For many months Ansdore was a piece of wreckage to which a drowning woman clung. Joanna's ship had foundered—the high-castled, seaworthy ship of her life—and she drifted through the dark seas, clinging only to this which had once been so splendid in the midst of her decks, but was now mere wreckage, the least thing saved. If she let go she would drown. So she trailed after Ansdore, and at last it brought her a kind of anchorage, not in her native land, but at least in no unkind country of adoption. During the last weeks of Martin's wooing, she had withdrawn herself a little from the business of the farm into a kind of overlordship, from which she was far more free to detach herself than from personal service. Now she went back to work with her hands—she did not want free hours, either for his company or for her own dreams; she rose early, because she waked early and must rise when she waked, and she went round waking the girls, hustling the men, putting her own hand to the milking or the cooking, more sharp-tongued than ever, less tolerant, but more terribly alive, with a kind of burning, consuming life that vexed all those about her.
"She spicks short wud me," said old Stuppeny, "and I've töald her as she mun look around fur a new head man. This time I'm going."
"She's a scold," said Broadhurst, "and reckon the young chap säaved himself a tedious life by dying."
"Reckon her heart's broke," said Mrs. Tolhurst.

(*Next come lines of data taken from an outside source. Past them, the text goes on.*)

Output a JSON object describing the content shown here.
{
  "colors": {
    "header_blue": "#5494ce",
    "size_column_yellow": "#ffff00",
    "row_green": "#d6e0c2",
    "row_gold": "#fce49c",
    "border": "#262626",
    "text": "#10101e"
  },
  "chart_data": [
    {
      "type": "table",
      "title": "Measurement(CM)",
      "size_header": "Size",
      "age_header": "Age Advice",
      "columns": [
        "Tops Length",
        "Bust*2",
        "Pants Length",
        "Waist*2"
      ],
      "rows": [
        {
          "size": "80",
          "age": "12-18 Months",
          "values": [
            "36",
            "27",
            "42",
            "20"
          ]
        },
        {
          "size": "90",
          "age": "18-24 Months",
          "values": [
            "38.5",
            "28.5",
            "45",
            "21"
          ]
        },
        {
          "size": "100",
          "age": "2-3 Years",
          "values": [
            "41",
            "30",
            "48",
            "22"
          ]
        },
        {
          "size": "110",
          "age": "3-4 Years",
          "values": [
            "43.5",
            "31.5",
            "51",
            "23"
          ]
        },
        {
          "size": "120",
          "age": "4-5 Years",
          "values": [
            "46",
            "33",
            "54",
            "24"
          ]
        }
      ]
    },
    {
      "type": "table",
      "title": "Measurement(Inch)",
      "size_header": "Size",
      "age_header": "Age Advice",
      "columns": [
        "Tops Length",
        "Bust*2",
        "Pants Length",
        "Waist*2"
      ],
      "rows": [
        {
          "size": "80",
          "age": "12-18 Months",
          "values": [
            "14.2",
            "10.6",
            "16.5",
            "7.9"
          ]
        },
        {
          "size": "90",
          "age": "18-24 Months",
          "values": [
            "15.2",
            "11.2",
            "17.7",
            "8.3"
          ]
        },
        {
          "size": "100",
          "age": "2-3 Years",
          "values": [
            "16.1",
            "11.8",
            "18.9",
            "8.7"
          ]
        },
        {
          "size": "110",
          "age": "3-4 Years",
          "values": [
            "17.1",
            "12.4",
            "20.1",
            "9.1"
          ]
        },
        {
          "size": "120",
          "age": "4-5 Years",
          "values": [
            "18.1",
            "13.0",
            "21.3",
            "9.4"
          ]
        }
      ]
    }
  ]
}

"Her temper's broke," said Milly Pump.
They were unsympathetic, because she expressed her grief in terms of fierce activity instead of in the lackadaisical ways of tradition. If Joanna had taken to her bed on her return from North Farthing House that early time, and had sent for the doctor, and shown all the credited symptoms of a broken heart, they would have pitied her and served her and borne with her. But, instead, she had come back hustling and scolding, and they could not see that she did so because not merely her heart but her whole self was broken, and that she was just flying and rattling about like a broken thing. So instead of pitying her, they grumbled and threatened to leave her service—in fact, Milly Pump actually did so, and was succeeded by Mene Tekel Fagge, the daughter of Bibliolatious parents at Northlade.
Ansdore throve on its mistress's frenzy. That autumn Joanna had four hundred pounds in Lewes Old Bank, the result of her splendid markets and of her new ploughs, which had borne eight bushels to the acre. She had triumphed gloriously over everyone who had foretold her ruin through breaking up pasture; strong-minded farmers could scarcely bear to drive along that lap of the Brodnyx road which ran through Joanna's wheat, springing slim and strong and heavy-eared as from Lothian soil—if there had been another way from Brodnyx to Rye market they would have taken it; indeed it was rumoured that on one occasion Vine had gone by train from Appledore because he couldn't abear the sight of Joanna Godden's ploughs.
This rumour, when it reached her, brought her a faint thrill. It was the beginning of a slow process of reidentification of herself with her own activities, which till then had been as some furious raging outside the house. She began to picture new acts of discomfiting adventure, new roads which should be shut to Vine through envy. Ansdore was all she had, so she must make it much. When she had given it and herself to Martin she had had all the Marsh and all the world to plant with her love; but since he was gone and had left her gifts behind him, she had just a few acres to plant with wheat—and her harvest should be bread alone.